Monday, Apr. 13, 1970

Union Finds a President

Few prudent men would walk lightly into a university presidency today, and the presidency of the nation's most renowned Protestant seminary is no exception. At Manhattan's Union Theological Seminary, where campus dissensions are exacerbated by increasingly divergent views on the application of the Christian Gospel, the search for a new president has lasted for more than two years. Last week Union's board finally settled on a personable, activist cleric whose chief credentials are administrative ability and courage: the Rt. Rev. J. (for John) Brooke Mosley, 54, former Episcopal Bishop of Delaware and currently Deputy for Overseas Relations of the Episcopal Church.

Mosley will be a distinct departure for Union. Though the seminary was interdenominational from the start, Mosley is the first president who has not come out of a Calvinist tradition. He is not an academic like current President John C. Bennett, a pioneering scholar in modern Christian social ethics. Nor is he likely to emulate the firm-handed rule of another distinguished theologian, Henry Pitney Van Dusen, whose 18-year tenure (1945-63) brought Union to its peak of prestige.
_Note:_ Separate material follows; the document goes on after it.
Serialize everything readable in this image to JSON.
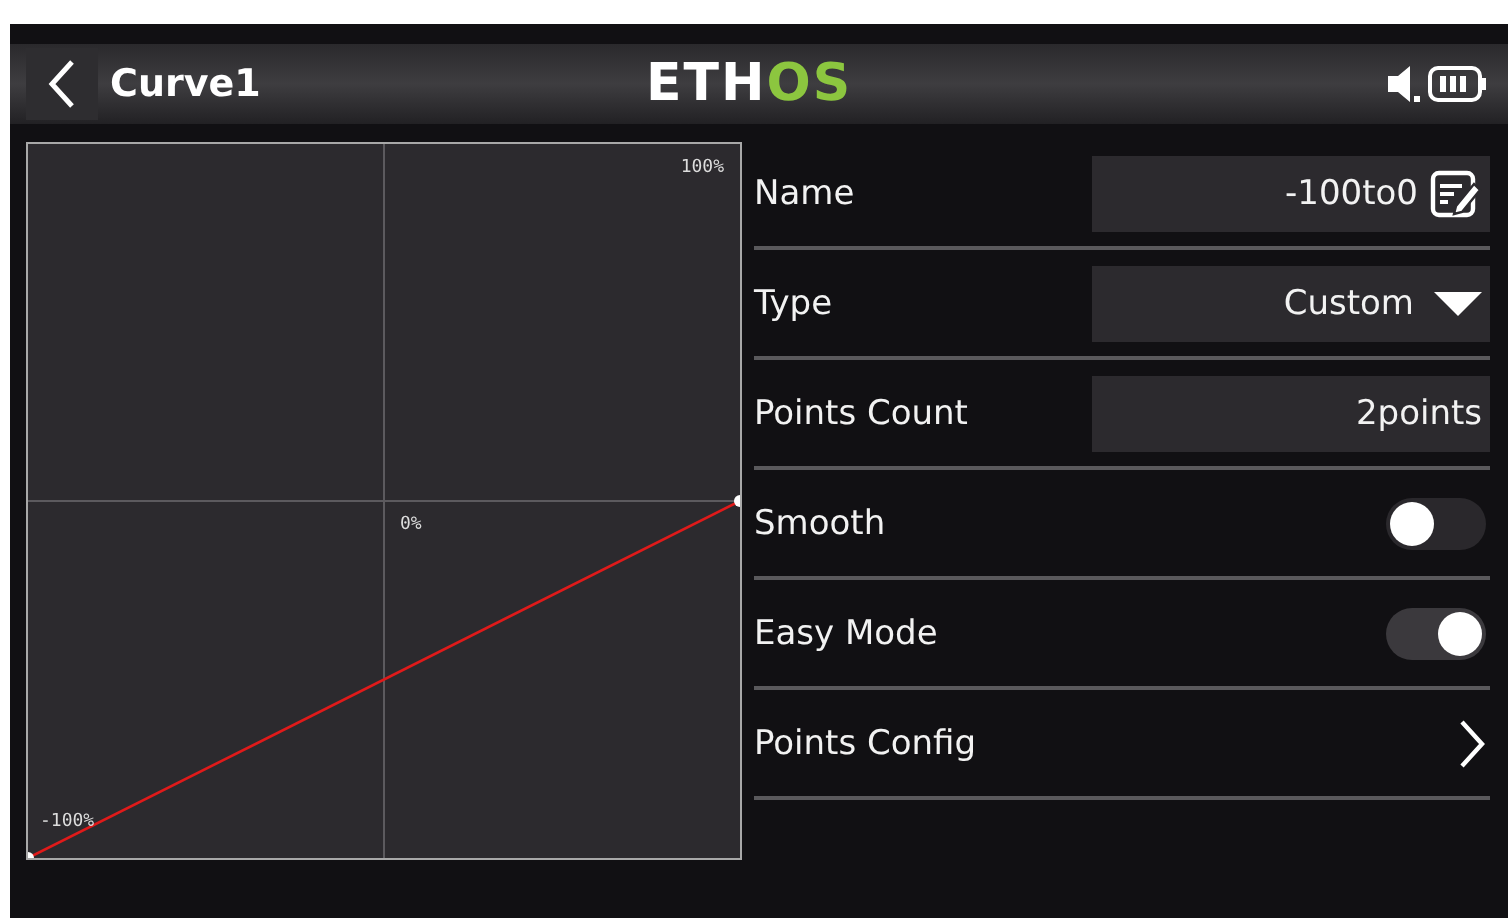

Mosley comes from a pastoral background that may be particularly relevant to present-day conditions. One of Union's problems is how to react to its inner-city environment on the edge of Harlem. Mosley, as a young priest, successfully built up an inner-city parish in Cincinnati. Another growing problem is fundraising, a fact of life that

Mosley learned well as a bishop. But the gravest problem at Union is direction: younger faculty and bachelor-of-divinity students want less emphasis on studies, more on involvement in society. Postgraduate students, older faculty and directors want to concentrate on preserving Union's academic excellence. Whether that gap can be bridged successfully is doubtful, but Mosley seems more than willing to try. "The groups at Union fight hard for what they want," he says, "and they want contradictory things. But I rather like that sort of process, and I'm not unused to it."